Debt servicing amongst other things remains top priority in a nation’s economy especially because of the allocation of budget deficit to capital projects in the economy. Some European countries were short of finance after they gained independence and opted for external loan, today they stand tall as developed countries. In the same way, Malaysia opted for external loan in the 1980’s and is now considered as heaven to some Nigerians because of its fast growing economy.
Nigeria has quite a history of borrowing by successive administrations, these include the regime of General Olusegun Obasanjo which received 22 foreign loans; the Shagari administration took a total of 59 loans (between 1979 and 1983), while the Geneneral Muhammadu Buhari administration (1983-1985) took 8 and during General Ibrahim Babangida’s regime the loan mounted rapidly due to the effects of rescheduling during the Structural Adjustment Program (SAP) between (1985-1993).
Collecting these loans was very easy for these administrations but paying back became an issue. President Olusegun Obasanjo once acknowledged that the nation had actually borrowed a total of $13 billion in 20 years, adding that about $17 billion had been refunded, that is an excess of about $4billion and yet Nigeria was still said to owe $22billion to the London and Paris club. The question now is, were there proper accounting and book keeping for a whole country to have plunged into this kind of debt trap? In April 2006, under the administration of President Olusegun Obasanjo loan incurred from the 1980’s was paid off to the London and Paris club leaving an outstanding balance of $3.7 billion which has now increased to $3.95billion at 6.2% interest rate annually.
Paying back would not have posed any challenge if the loans were channelled to appropriate projects like construction and maintenance of oil refineries, investments on revenue generating project and human capital development rather than allow swindlers make away with huge part of the money through corrupt practices and under various guises.
President Goodluck Jonathan ignored the position of former President Obasanjo who stated that Nigeria will not owe anymore and decided that it is in the best interest of Nigerians to borrow a total sum of $5.242 billion to finance some key projects but only $915 million has been approved by the National Assembly.

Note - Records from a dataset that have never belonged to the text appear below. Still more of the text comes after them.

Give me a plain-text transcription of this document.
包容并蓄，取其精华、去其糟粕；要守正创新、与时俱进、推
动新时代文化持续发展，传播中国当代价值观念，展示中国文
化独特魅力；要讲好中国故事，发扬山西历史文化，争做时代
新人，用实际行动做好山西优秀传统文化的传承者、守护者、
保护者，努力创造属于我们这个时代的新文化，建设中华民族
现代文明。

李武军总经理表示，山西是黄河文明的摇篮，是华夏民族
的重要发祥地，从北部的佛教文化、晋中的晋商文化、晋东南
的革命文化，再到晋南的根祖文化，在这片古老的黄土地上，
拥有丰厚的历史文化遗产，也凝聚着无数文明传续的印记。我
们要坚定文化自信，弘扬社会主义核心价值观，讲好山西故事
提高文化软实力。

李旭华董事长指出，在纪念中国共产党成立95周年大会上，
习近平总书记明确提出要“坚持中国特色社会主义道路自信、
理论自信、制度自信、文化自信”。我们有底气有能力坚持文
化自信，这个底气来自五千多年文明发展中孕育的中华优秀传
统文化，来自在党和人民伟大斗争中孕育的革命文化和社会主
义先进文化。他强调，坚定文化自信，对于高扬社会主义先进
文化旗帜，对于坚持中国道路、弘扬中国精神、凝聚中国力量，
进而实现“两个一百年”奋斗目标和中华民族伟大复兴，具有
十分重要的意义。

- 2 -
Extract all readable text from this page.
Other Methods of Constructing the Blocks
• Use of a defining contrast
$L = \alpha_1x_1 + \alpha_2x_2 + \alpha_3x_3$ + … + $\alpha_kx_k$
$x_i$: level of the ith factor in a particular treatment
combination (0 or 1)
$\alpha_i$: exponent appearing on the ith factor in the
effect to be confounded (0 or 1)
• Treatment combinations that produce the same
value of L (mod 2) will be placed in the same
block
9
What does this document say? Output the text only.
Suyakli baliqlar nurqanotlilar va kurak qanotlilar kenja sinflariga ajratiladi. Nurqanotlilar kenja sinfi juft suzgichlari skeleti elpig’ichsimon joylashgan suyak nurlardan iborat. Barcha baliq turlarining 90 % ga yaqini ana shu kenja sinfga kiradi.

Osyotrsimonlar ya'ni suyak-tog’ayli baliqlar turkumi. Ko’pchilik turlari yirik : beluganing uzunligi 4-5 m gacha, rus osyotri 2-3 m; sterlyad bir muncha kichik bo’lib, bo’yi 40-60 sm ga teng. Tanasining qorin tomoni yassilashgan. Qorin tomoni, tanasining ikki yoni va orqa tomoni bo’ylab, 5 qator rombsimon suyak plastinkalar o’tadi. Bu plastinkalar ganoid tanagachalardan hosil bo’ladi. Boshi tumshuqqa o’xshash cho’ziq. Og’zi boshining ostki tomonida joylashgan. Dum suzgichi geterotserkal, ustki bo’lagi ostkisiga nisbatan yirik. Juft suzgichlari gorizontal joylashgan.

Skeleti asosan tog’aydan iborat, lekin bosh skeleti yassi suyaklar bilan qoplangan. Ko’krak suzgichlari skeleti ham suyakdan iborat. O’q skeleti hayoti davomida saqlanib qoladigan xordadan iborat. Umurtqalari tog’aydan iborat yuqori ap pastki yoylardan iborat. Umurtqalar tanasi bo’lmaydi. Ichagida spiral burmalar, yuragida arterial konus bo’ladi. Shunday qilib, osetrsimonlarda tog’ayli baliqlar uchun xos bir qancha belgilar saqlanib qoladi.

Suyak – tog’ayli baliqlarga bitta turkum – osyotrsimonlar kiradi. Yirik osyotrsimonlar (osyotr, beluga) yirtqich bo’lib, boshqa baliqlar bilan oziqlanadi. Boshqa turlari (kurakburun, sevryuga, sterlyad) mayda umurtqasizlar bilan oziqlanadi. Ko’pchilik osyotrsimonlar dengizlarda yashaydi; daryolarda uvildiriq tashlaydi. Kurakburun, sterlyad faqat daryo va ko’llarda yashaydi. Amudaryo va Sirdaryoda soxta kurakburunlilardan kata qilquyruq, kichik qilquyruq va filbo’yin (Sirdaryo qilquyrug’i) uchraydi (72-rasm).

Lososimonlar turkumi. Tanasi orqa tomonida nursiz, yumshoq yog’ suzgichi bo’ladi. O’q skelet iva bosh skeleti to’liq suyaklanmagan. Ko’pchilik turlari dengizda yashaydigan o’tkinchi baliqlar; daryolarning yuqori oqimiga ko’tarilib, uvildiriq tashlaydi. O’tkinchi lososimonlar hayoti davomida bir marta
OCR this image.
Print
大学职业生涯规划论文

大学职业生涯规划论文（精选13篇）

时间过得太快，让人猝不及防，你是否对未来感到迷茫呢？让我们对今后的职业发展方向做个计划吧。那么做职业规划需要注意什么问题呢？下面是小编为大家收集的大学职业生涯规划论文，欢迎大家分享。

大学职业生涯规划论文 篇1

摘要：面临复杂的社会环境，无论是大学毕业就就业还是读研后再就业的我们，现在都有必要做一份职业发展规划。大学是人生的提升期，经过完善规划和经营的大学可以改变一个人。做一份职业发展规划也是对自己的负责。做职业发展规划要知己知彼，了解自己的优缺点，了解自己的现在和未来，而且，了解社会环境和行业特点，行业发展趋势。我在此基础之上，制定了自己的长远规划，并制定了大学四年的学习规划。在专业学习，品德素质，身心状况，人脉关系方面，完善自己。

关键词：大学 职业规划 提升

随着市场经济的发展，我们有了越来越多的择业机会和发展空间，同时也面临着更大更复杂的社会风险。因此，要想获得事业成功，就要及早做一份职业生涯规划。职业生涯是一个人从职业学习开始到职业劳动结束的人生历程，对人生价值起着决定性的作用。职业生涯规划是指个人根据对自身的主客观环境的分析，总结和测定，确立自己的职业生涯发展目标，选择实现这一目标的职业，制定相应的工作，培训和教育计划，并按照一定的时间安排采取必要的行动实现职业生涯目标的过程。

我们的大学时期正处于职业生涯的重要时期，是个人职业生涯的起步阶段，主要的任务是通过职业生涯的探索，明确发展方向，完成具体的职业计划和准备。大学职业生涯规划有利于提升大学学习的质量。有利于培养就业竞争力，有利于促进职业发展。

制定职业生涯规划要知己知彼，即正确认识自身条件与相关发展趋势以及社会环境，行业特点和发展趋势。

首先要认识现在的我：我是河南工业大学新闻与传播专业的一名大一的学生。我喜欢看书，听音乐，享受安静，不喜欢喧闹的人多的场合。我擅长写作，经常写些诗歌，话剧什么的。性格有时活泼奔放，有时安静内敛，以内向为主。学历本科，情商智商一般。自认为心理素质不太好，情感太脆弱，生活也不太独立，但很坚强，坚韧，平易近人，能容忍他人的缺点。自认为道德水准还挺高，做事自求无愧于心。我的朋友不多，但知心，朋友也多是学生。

The loan if obtained would be used for negotiated projects which stand at $1.855 billion, appraised projects at $1.073 billion as well as pipeline projects at $2.415 billion as stated in a letter passed to the House of Representatives by the president.
The country is not off-beam in seeking external loan to finance its budget shortage. However, for a country rich in crude oil it is absurd, but due to the gross mismanagement of the oil revenue following the global economic meltdown Nigeria’s oil reserves has dropped by 1.44billion barrels in one year, that is from 38.60billion barrels to 37.16billion barrels subsequently leading to a depreciation in the value of naira and a shortfall in government revenue. Another reason for the depletion in Nigeria’s oil reserve and reduction in foreign reserve is the lack of attention to field reports submitted by oil companies that are operating in the country.
However there is the need to expand the sources of foreign earnings instead of depending on the reserve built from the oil returns mainly. For instance we can develop our agricultural resources; in the northern part of Nigeria are groundnuts, cotton, hides, and skins. In the south we have rubber, palm products in the east and cocoa in the west, these formed the agricultural fibre of the Nigerian economy. Besides providing employment opportunities for the people, agriculture was a major source of income and foreign exchange before the discovery of crude oil.
Without a single doubt, Nigeria relied on resources from manufacturing and exportation of agricultural products and solid minerals to provide infrastructures and pay for the cost of administration and other growth projects. But today, the agricultural products for which Nigeria was once well known as the greatest world supplier have moved out from the list while the solid minerals sector remains untapped. Indeed, the tin mines in Jos, Plateau State and coal mines in Enugu have all been deserted not because they are drained but because oil has totally taken over.
Nevertheless if loan obtained are channelled towards productive activities that will generate revenue, improve economic development, increase Gross Domestic Product and improve standard of living in the country then taking loan would be at the best interest of the country.
Precautionary measures should be taken to avert being perpetually debt bound to both the London and Paris clubs and their Governments. Therefore the need to review and analysis loan to be collected as regards its impact on the economy by the National Economic Management (NEM) Team. NEM Team guidelines should not just be a round table discussion, it should revolve mainly around issues concerning transparent accounting of loan transactions and securing all foreign revenue income.
We need to ensure that the loans collected will not be squandered but rather invested, this we achieve by firstly scrapping unnecessary official purchases or provisions in public offices, secondly by ensuring that money earmarked for particular purposes are properly channelled, thirdly regular auditing of contract allocated to individuals, states or the government itself, fourthly by preventing money leakage via racketeers who mismanage government fund, fifthly, there should be regular and proper book keeping of federal government properties including money earned from liquefied natural gas, revenues generated from FG Parastatals and tax revenue from education. Lastly, negotiating a reduction in interest rate of loan to be collected or weighing banks/clubs to see which one offers a better and much more reduced interest rate. It is also of essence to make paying back at least $3billion annually a priority.